Const. 1963, art 1, Sections 2, 3, 17 (Michigan’s Constitution)
Section 2
“No person shall be denied the equal protection of the laws; nor shall any person be denied the enjoyment of his civil or political rights or be discriminated against in the exercise thereof because of religion, race, color or national origin. The legislature shall implement this section by appropriate legislation.”
Section 3
“The people have the right peaceably to assemble, to consult for the common good, to instruct their representatives and to petition the government for redress of grievances.”
Section 17
“No person shall be compelled in any criminal case to be a witness against himself, nor be deprived of life, liberty or property, without due process of law. The right of all individuals, firms, corporations and voluntary associations to fair and just treatment in the course of legislative and executive investigations and hearings shall not be infringed.”





You ROCK Marlena!
It took an immigrant like you to stand against this Tyranny, and I stand with you 100%. Peace be with you.

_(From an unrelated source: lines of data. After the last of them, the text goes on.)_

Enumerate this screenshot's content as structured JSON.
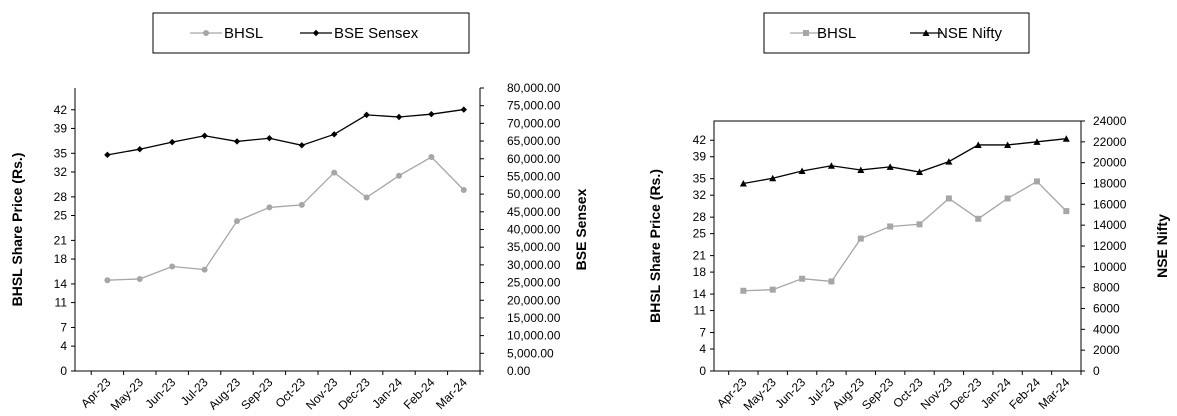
{
  "chart_data": [
    {
      "type": "line",
      "title": "",
      "legend_position": "top",
      "legend_boxed": true,
      "grid": false,
      "categories": [
        "Apr-23",
        "May-23",
        "Jun-23",
        "Jul-23",
        "Aug-23",
        "Sep-23",
        "Oct-23",
        "Nov-23",
        "Dec-23",
        "Jan-24",
        "Feb-24",
        "Mar-24"
      ],
      "ylabel": "BHSL Share Price (Rs.)",
      "y2label": "BSE Sensex",
      "ylim": [
        0,
        45.5
      ],
      "y_ticks": [
        "0",
        "4",
        "7",
        "11",
        "14",
        "18",
        "21",
        "25",
        "28",
        "32",
        "35",
        "39",
        "42"
      ],
      "y2lim": [
        0,
        80000
      ],
      "y2_ticks": [
        "0.00",
        "5,000.00",
        "10,000.00",
        "15,000.00",
        "20,000.00",
        "25,000.00",
        "30,000.00",
        "35,000.00",
        "40,000.00",
        "45,000.00",
        "50,000.00",
        "55,000.00",
        "60,000.00",
        "65,000.00",
        "70,000.00",
        "75,000.00",
        "80,000.00"
      ],
      "series": [
        {
          "name": "BHSL",
          "axis": "left",
          "color": "#a6a6a6",
          "marker": "circle",
          "values": [
            14.6,
            14.8,
            16.8,
            16.3,
            24.1,
            26.3,
            26.7,
            31.9,
            27.9,
            31.4,
            34.4,
            29.1
          ]
        },
        {
          "name": "BSE Sensex",
          "axis": "right",
          "color": "#000000",
          "marker": "diamond",
          "values": [
            61100,
            62700,
            64700,
            66500,
            64900,
            65800,
            63800,
            66900,
            72400,
            71800,
            72600,
            73900
          ]
        }
      ]
    },
    {
      "type": "line",
      "title": "",
      "legend_position": "top",
      "legend_boxed": true,
      "grid": false,
      "categories": [
        "Apr-23",
        "May-23",
        "Jun-23",
        "Jul-23",
        "Aug-23",
        "Sep-23",
        "Oct-23",
        "Nov-23",
        "Dec-23",
        "Jan-24",
        "Feb-24",
        "Mar-24"
      ],
      "ylabel": "BHSL Share Price (Rs.)",
      "y2label": "NSE Nifty",
      "ylim": [
        0,
        45.5
      ],
      "y_ticks": [
        "0",
        "4",
        "7",
        "11",
        "14",
        "18",
        "21",
        "25",
        "28",
        "32",
        "35",
        "39",
        "42"
      ],
      "y2lim": [
        0,
        24000
      ],
      "y2_ticks": [
        "0",
        "2000",
        "4000",
        "6000",
        "8000",
        "10000",
        "12000",
        "14000",
        "16000",
        "18000",
        "20000",
        "22000",
        "24000"
      ],
      "series": [
        {
          "name": "BHSL",
          "axis": "left",
          "color": "#a6a6a6",
          "marker": "square",
          "values": [
            14.6,
            14.8,
            16.8,
            16.3,
            24.1,
            26.3,
            26.7,
            31.4,
            27.7,
            31.4,
            34.5,
            29.1
          ]
        },
        {
          "name": "NSE Nifty",
          "axis": "right",
          "color": "#000000",
          "marker": "triangle",
          "values": [
            18000,
            18500,
            19200,
            19700,
            19300,
            19600,
            19100,
            20100,
            21700,
            21700,
            22000,
            22300
          ]
        }
      ]
    }
  ]
}
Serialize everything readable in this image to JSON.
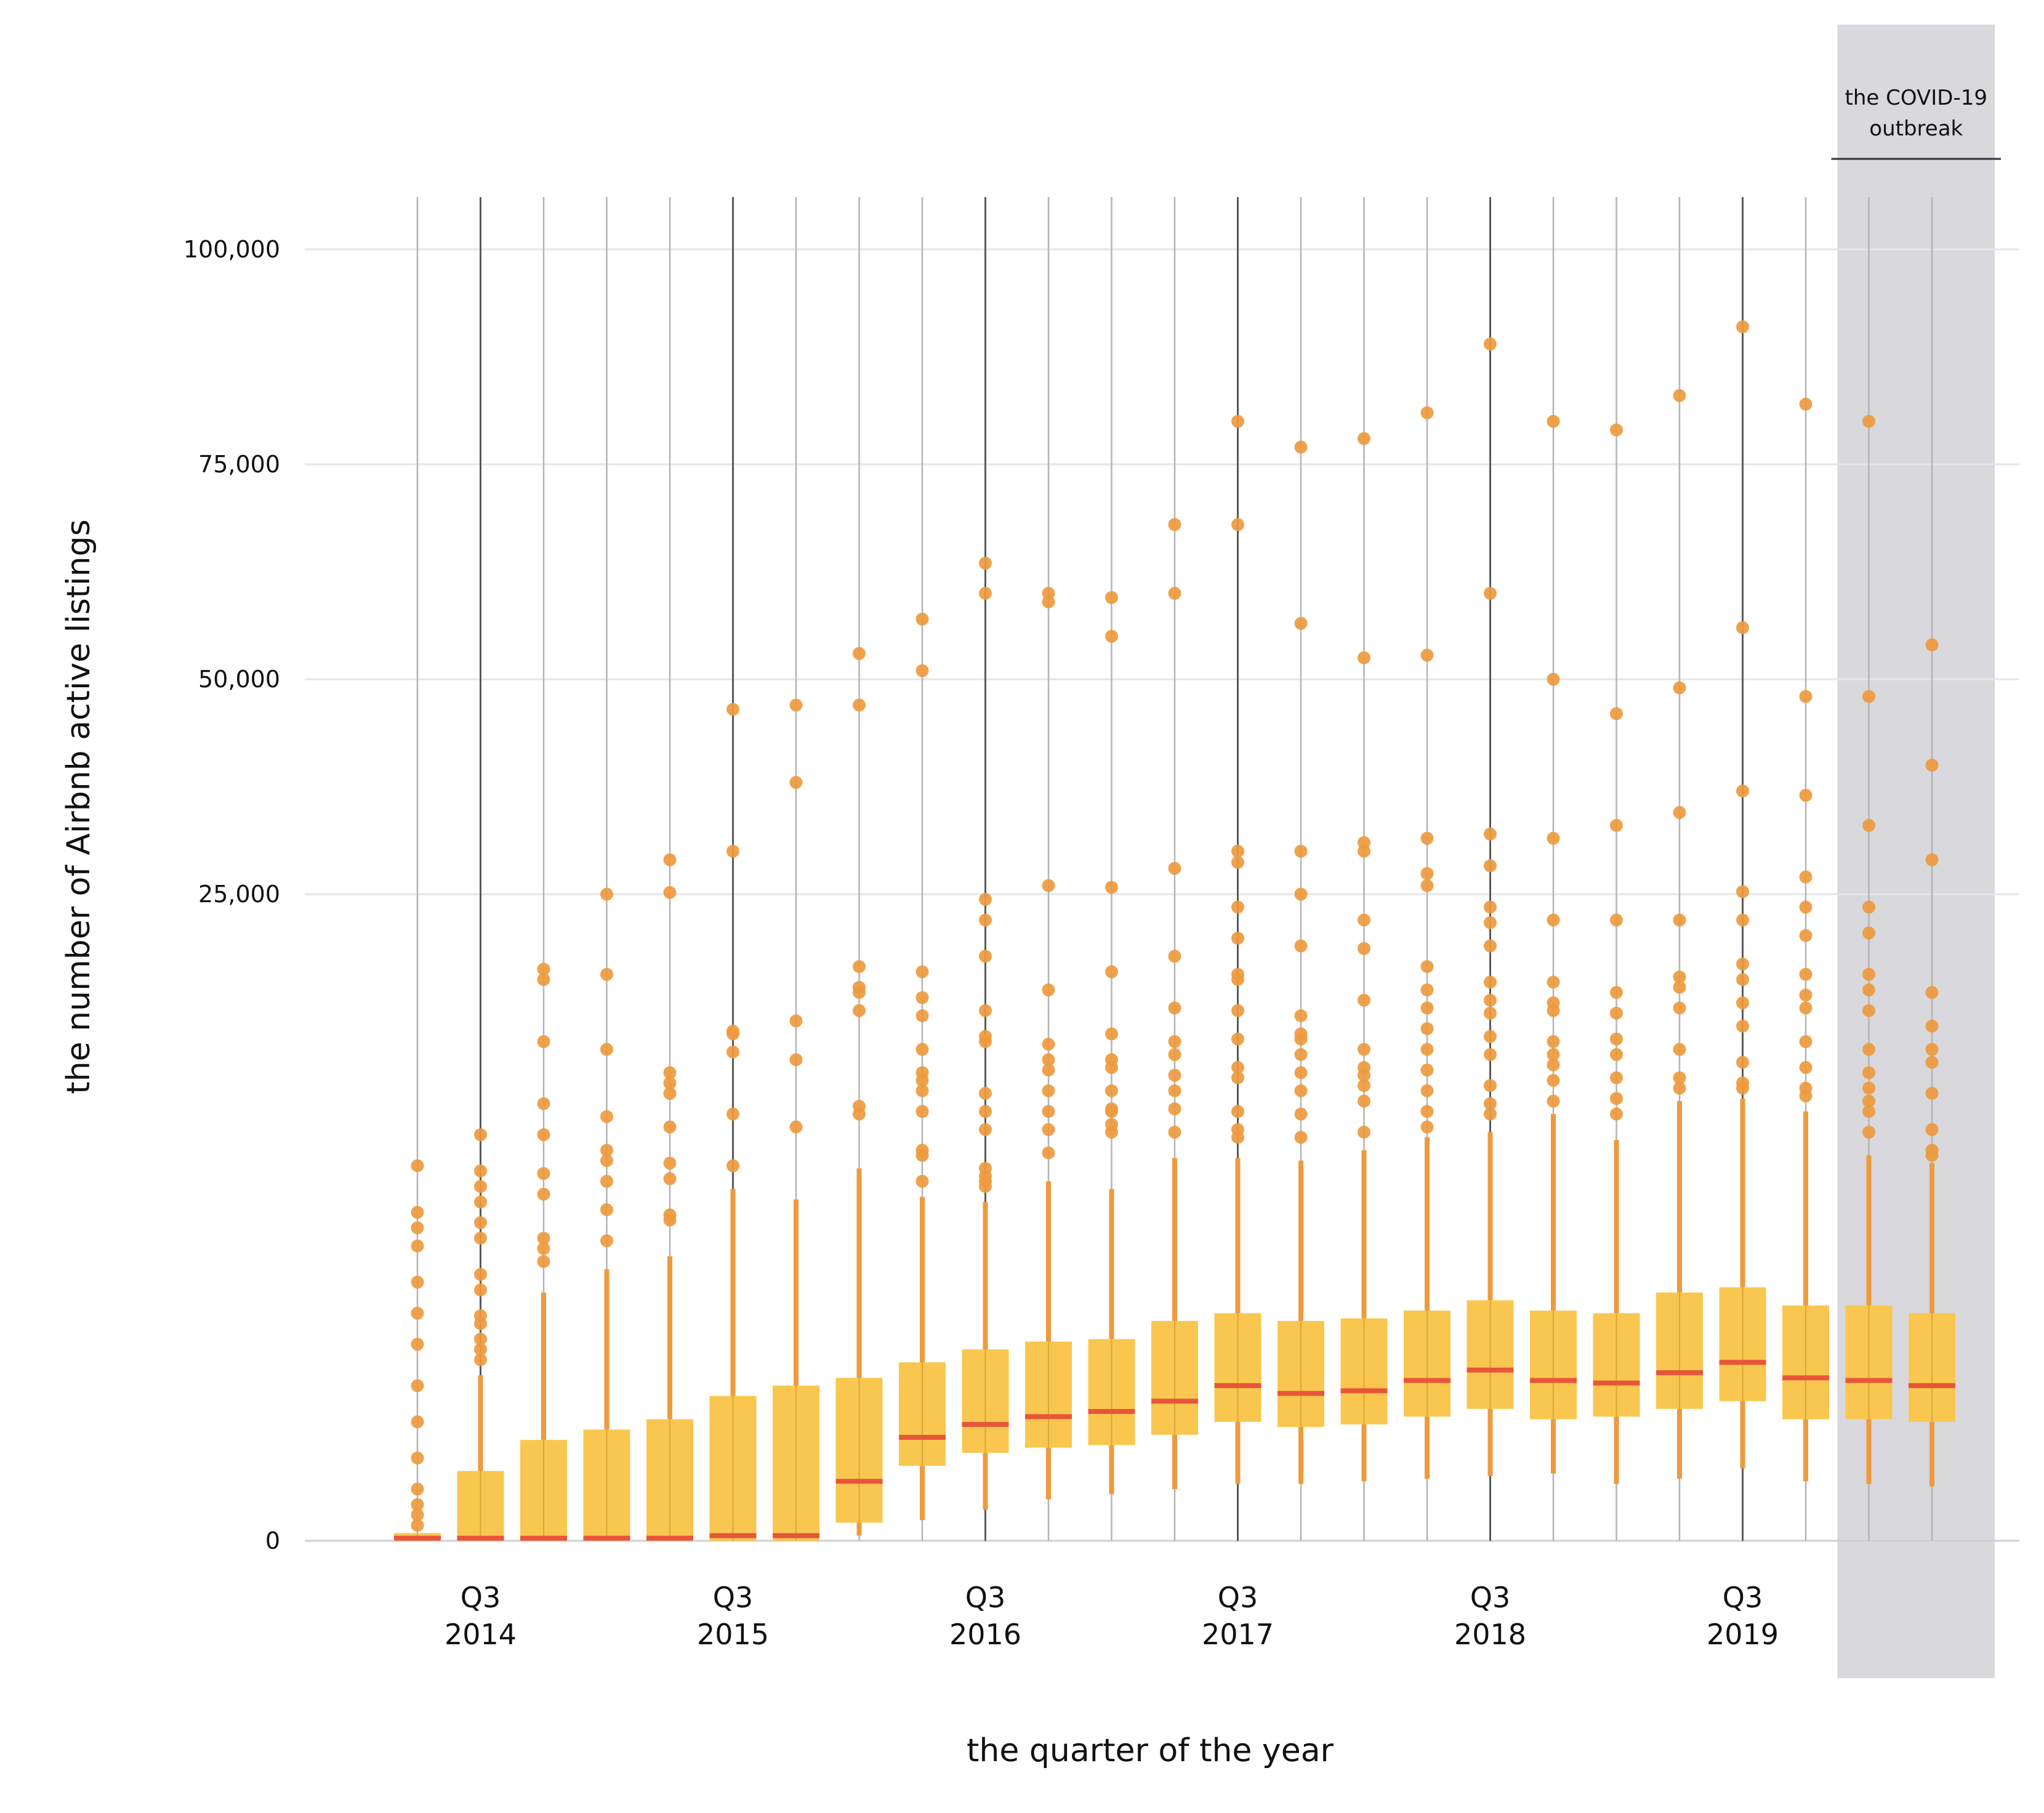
{
  "chart_data": {
    "type": "box",
    "title": "",
    "xlabel": "the quarter of the year",
    "ylabel": "the number of Airbnb active listings",
    "y_scale": "piecewise (compressed above 25,000)",
    "ylim": [
      0,
      100000
    ],
    "y_ticks": [
      {
        "value": 0,
        "label": "0"
      },
      {
        "value": 25000,
        "label": "25,000"
      },
      {
        "value": 50000,
        "label": "50,000"
      },
      {
        "value": 75000,
        "label": "75,000"
      },
      {
        "value": 100000,
        "label": "100,000"
      }
    ],
    "x_tick_labels": [
      {
        "quarter": "2014Q3",
        "line1": "Q3",
        "line2": "2014"
      },
      {
        "quarter": "2015Q3",
        "line1": "Q3",
        "line2": "2015"
      },
      {
        "quarter": "2016Q3",
        "line1": "Q3",
        "line2": "2016"
      },
      {
        "quarter": "2017Q3",
        "line1": "Q3",
        "line2": "2017"
      },
      {
        "quarter": "2018Q3",
        "line1": "Q3",
        "line2": "2018"
      },
      {
        "quarter": "2019Q3",
        "line1": "Q3",
        "line2": "2019"
      }
    ],
    "annotation": {
      "line1": "the COVID-19",
      "line2": "outbreak",
      "from_quarter": "2020Q1",
      "to_quarter": "2020Q2"
    },
    "colors": {
      "box": "#F9C74F",
      "median": "#E8553A",
      "whisker": "#EE9A3E",
      "outlier": "#EE9A3E",
      "shade": "#D9D8DC",
      "grid": "#E6E6E6"
    },
    "quarters": [
      {
        "q": "2014Q2",
        "q1": 0,
        "median": 100,
        "q3": 300,
        "whisker_low": 0,
        "whisker_high": 300,
        "outliers": [
          600,
          1000,
          1400,
          2000,
          3200,
          4600,
          6000,
          7600,
          8800,
          10000,
          11400,
          12100,
          12700,
          14500
        ]
      },
      {
        "q": "2014Q3",
        "q1": 0,
        "median": 100,
        "q3": 2700,
        "whisker_low": 0,
        "whisker_high": 6400,
        "outliers": [
          7000,
          7400,
          7800,
          8400,
          8700,
          9700,
          10300,
          11700,
          12300,
          13100,
          13700,
          14300,
          15700
        ]
      },
      {
        "q": "2014Q4",
        "q1": 0,
        "median": 100,
        "q3": 3900,
        "whisker_low": 0,
        "whisker_high": 9600,
        "outliers": [
          10800,
          11300,
          11700,
          13400,
          14200,
          15700,
          16900,
          19300,
          21700,
          22100
        ]
      },
      {
        "q": "2015Q1",
        "q1": 0,
        "median": 100,
        "q3": 4300,
        "whisker_low": 0,
        "whisker_high": 10500,
        "outliers": [
          11600,
          12800,
          13900,
          14700,
          15100,
          16400,
          19000,
          21900,
          25000
        ]
      },
      {
        "q": "2015Q2",
        "q1": 0,
        "median": 100,
        "q3": 4700,
        "whisker_low": 0,
        "whisker_high": 11000,
        "outliers": [
          12400,
          12600,
          14000,
          14600,
          16000,
          17300,
          17700,
          18100,
          25200,
          29000
        ]
      },
      {
        "q": "2015Q3",
        "q1": 0,
        "median": 200,
        "q3": 5600,
        "whisker_low": 0,
        "whisker_high": 13600,
        "outliers": [
          14500,
          16500,
          18900,
          19600,
          19700,
          30000,
          46500
        ]
      },
      {
        "q": "2015Q4",
        "q1": 0,
        "median": 200,
        "q3": 6000,
        "whisker_low": 0,
        "whisker_high": 13200,
        "outliers": [
          16000,
          18600,
          20100,
          38000,
          47000
        ]
      },
      {
        "q": "2016Q1",
        "q1": 700,
        "median": 2300,
        "q3": 6300,
        "whisker_low": 200,
        "whisker_high": 14400,
        "outliers": [
          16500,
          16800,
          20500,
          21200,
          21400,
          22200,
          47000,
          53000
        ]
      },
      {
        "q": "2016Q2",
        "q1": 2900,
        "median": 4000,
        "q3": 6900,
        "whisker_low": 800,
        "whisker_high": 13300,
        "outliers": [
          13900,
          14900,
          15100,
          16600,
          17400,
          17800,
          18100,
          19000,
          20300,
          21000,
          22000,
          51000,
          57000
        ]
      },
      {
        "q": "2016Q3",
        "q1": 3400,
        "median": 4500,
        "q3": 7400,
        "whisker_low": 1200,
        "whisker_high": 13100,
        "outliers": [
          13700,
          13900,
          14100,
          14400,
          15900,
          16600,
          17300,
          19300,
          19500,
          20500,
          22600,
          24000,
          24800,
          60000,
          63500
        ]
      },
      {
        "q": "2016Q4",
        "q1": 3600,
        "median": 4800,
        "q3": 7700,
        "whisker_low": 1600,
        "whisker_high": 13900,
        "outliers": [
          15000,
          15900,
          16600,
          17400,
          18200,
          18600,
          19200,
          21300,
          26000,
          59000,
          60000
        ]
      },
      {
        "q": "2017Q1",
        "q1": 3700,
        "median": 5000,
        "q3": 7800,
        "whisker_low": 1800,
        "whisker_high": 13600,
        "outliers": [
          15800,
          16100,
          16600,
          16700,
          17400,
          18300,
          18600,
          19600,
          22000,
          25800,
          55000,
          59500
        ]
      },
      {
        "q": "2017Q2",
        "q1": 4100,
        "median": 5400,
        "q3": 8500,
        "whisker_low": 2000,
        "whisker_high": 14800,
        "outliers": [
          15800,
          16700,
          17400,
          18000,
          18800,
          19300,
          20600,
          22600,
          28000,
          60000,
          68000
        ]
      },
      {
        "q": "2017Q3",
        "q1": 4600,
        "median": 6000,
        "q3": 8800,
        "whisker_low": 2200,
        "whisker_high": 14800,
        "outliers": [
          15600,
          15900,
          16600,
          17900,
          18300,
          19400,
          20500,
          21700,
          21900,
          23300,
          24500,
          28700,
          30000,
          68000,
          80000
        ]
      },
      {
        "q": "2017Q4",
        "q1": 4400,
        "median": 5700,
        "q3": 8500,
        "whisker_low": 2200,
        "whisker_high": 14700,
        "outliers": [
          15600,
          16500,
          17400,
          18100,
          18800,
          19400,
          19600,
          20300,
          23000,
          25000,
          30000,
          56500,
          77000
        ]
      },
      {
        "q": "2018Q1",
        "q1": 4500,
        "median": 5800,
        "q3": 8600,
        "whisker_low": 2300,
        "whisker_high": 15100,
        "outliers": [
          15800,
          17000,
          17600,
          18000,
          18300,
          19000,
          20900,
          22900,
          24000,
          30000,
          31000,
          52500,
          78000
        ]
      },
      {
        "q": "2018Q2",
        "q1": 4800,
        "median": 6200,
        "q3": 8900,
        "whisker_low": 2400,
        "whisker_high": 15600,
        "outliers": [
          16000,
          16600,
          17400,
          18200,
          19000,
          19800,
          20600,
          21300,
          22200,
          26000,
          27400,
          31500,
          52800,
          81000
        ]
      },
      {
        "q": "2018Q3",
        "q1": 5100,
        "median": 6600,
        "q3": 9300,
        "whisker_low": 2500,
        "whisker_high": 15800,
        "outliers": [
          16500,
          16900,
          17600,
          18800,
          19500,
          20400,
          20900,
          21600,
          23000,
          23900,
          24500,
          28300,
          32000,
          60000,
          89000
        ]
      },
      {
        "q": "2018Q4",
        "q1": 4700,
        "median": 6200,
        "q3": 8900,
        "whisker_low": 2600,
        "whisker_high": 16500,
        "outliers": [
          17000,
          17800,
          18400,
          18800,
          19300,
          20500,
          20800,
          21600,
          24000,
          31500,
          50000,
          80000
        ]
      },
      {
        "q": "2019Q1",
        "q1": 4800,
        "median": 6100,
        "q3": 8800,
        "whisker_low": 2200,
        "whisker_high": 15500,
        "outliers": [
          16500,
          17100,
          17900,
          18800,
          19400,
          20400,
          21200,
          24000,
          33000,
          46000,
          79000
        ]
      },
      {
        "q": "2019Q2",
        "q1": 5100,
        "median": 6500,
        "q3": 9600,
        "whisker_low": 2400,
        "whisker_high": 17000,
        "outliers": [
          17500,
          17900,
          19000,
          20600,
          21400,
          21800,
          24000,
          34500,
          49000,
          83000
        ]
      },
      {
        "q": "2019Q3",
        "q1": 5400,
        "median": 6900,
        "q3": 9800,
        "whisker_low": 2800,
        "whisker_high": 17100,
        "outliers": [
          17500,
          17700,
          18500,
          19900,
          20800,
          21700,
          22300,
          24000,
          25300,
          37000,
          56000,
          91000
        ]
      },
      {
        "q": "2019Q4",
        "q1": 4700,
        "median": 6300,
        "q3": 9100,
        "whisker_low": 2300,
        "whisker_high": 16600,
        "outliers": [
          17200,
          17500,
          18300,
          19300,
          20600,
          21100,
          21900,
          23400,
          24500,
          27000,
          36500,
          48000,
          82000
        ]
      },
      {
        "q": "2020Q1",
        "q1": 4700,
        "median": 6200,
        "q3": 9100,
        "whisker_low": 2200,
        "whisker_high": 14900,
        "outliers": [
          15800,
          16600,
          17000,
          17500,
          18100,
          19000,
          20500,
          21300,
          21900,
          23500,
          24500,
          33000,
          48000,
          80000
        ]
      },
      {
        "q": "2020Q2",
        "q1": 4600,
        "median": 6000,
        "q3": 8800,
        "whisker_low": 2100,
        "whisker_high": 14600,
        "outliers": [
          14900,
          15100,
          15900,
          17300,
          18500,
          19000,
          19900,
          21200,
          29000,
          40000,
          54000
        ]
      }
    ]
  }
}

A couple of problems for the state and county.
1. The imminent threat argument. This clause allows an inspector to shut down a business if there were enough violations in a typical inspection that the business would pose an immediate risk to public health. Typically if there was a violation or two the business would to be allowed to implement corrective actions. Even if there was another failure, there would be another probationary period. In other words, the IT argument is within the context of a restaurant having numerous violations of ADOPTED health codes, not violating some blanket edit from bureaucrats from Lansing, Allegan, or Holland. Marlena’s has not violated an adopted code and therefore the IT clause doesn’t apply.
2. Innocent until proven guilty. When inspections are performed, the inspector must demonstrate or show evidence of violations of health codes. The current argument is that Marlena’s is an imminent threat in regard to Covid 19, but what is the evidence? She doesn’t need to prove anything. The ACHD needs to prove that she IS the source of Covid outbreaks. That would require contact tracing every customer walking through the door and demonstrating a rise in CV cases from her venue. Good luck.
As to the face mask argument, she stands on firm legal ground. There is no law or health code which forces people to wear masks. Again, this is only bureaucratic wishful thinking. Even Gov. Whitmer admits as much when on Nov. 5, 2020 she begged the MI legislature to enact a mask law(Google: Whitmer asks mask law). Whitmer knows that the mask mandate is illegal. Everyone has a right to self-health and Marlena’s honors that.